Much of economics instruction runs from theory to public policy implications of that theory. So macroeconomics rolls into fiscal and monetary policy to stabilize the economy. Microeconomics rolls into discussions of rent control, minimum wage and antitrust policy. The focus on policy is odd given that few students will become policy makers, but many will work for businesses or for non-profits that have to cope with fluctuating revenues and costs.

There’s a rich body of knowledge that can aid in business decisions. On the macroeconomics side, some sectors are more sensitive to business cycles (commodities, for example) and others are less sensitive (health care). Some industries rebound earlier after a recession (housing) and some later (business equipment). Business leaders would do well to study past cycles in their industries, looking at degree of cyclicality and timing of sales increases and declines.

The microeconomic theory of supply and demand is well understood by most experienced business people, but elasticities are crucial in practical situations. Take, for example, the increase in oil prices. Supply does not seem to be responding to higher prices as the blackboard sketches show. But most economics courses punt on the issue of how long it takes for supply and demand to come into equilibrium. It turns out that oil demand can rise rapidly when incomes and industrial production grow. Increases in oil supply, however, take many years of exploration, drilling and pipeline building. In the meantime, prices shoot up, only to come down after the new supply comes on line.

Economics teaches the importance of decision-making at the margins. The old paradox of why diamonds are more valuable than water, despite being less necessary for life, was explained years ago by reframing the issue as the value on one additional diamond compared to one additional gallon of water. Similarly, business decisions should not devolve to a simplistic question such as print advertising or online advertising. Instead, good marketing analysts compare the value of an additional dollar of print advertising to the value an additional dollar of online advertising.

Scarcity underlies the entire subject of economics. Management gurus lecture at conferences about the many things that business leaders should add to their to-do lists. But an executive’s time is a scarce resource, often the most critical of a company’s scarce resources. The allocation of that time—for the boss as well as for first level managers—makes the difference between success and failure. Scarcity in its many ramifications is a small bit of economics that plays a huge role.

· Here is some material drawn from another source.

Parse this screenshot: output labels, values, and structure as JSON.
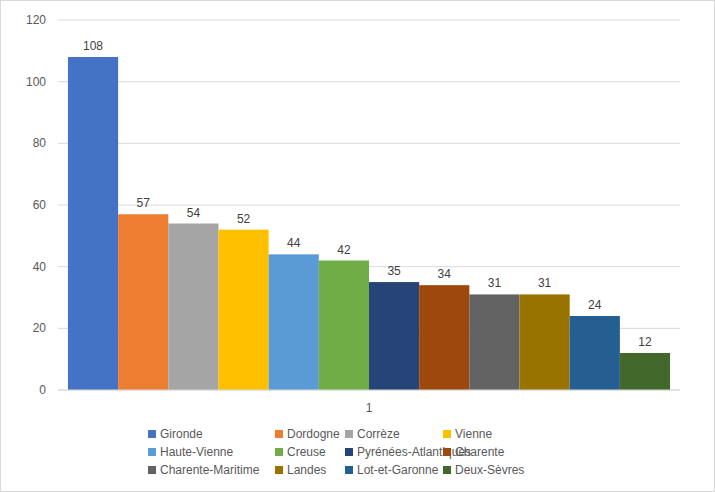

Most of the economics that business leaders need are taught in Principles of Economics. Understanding the subject well enough to pass a final exam is only a start. The business manager must be able to apply basic principles immediately and intuitively. The advanced courses are valuable in reinforcing the basic principles.

Many economics professors are rightfully proud of their profession’s favorable impact on economic policy at times in the past, as well as the potential gains from better policy in the future. But most students will not become policy makers; instead they will be involved in business or other enterprises subject to market forces (such as non-profits and local governments). Applying economics to these issues will help them in their careers, and also help the overall economy through more effective use of resources.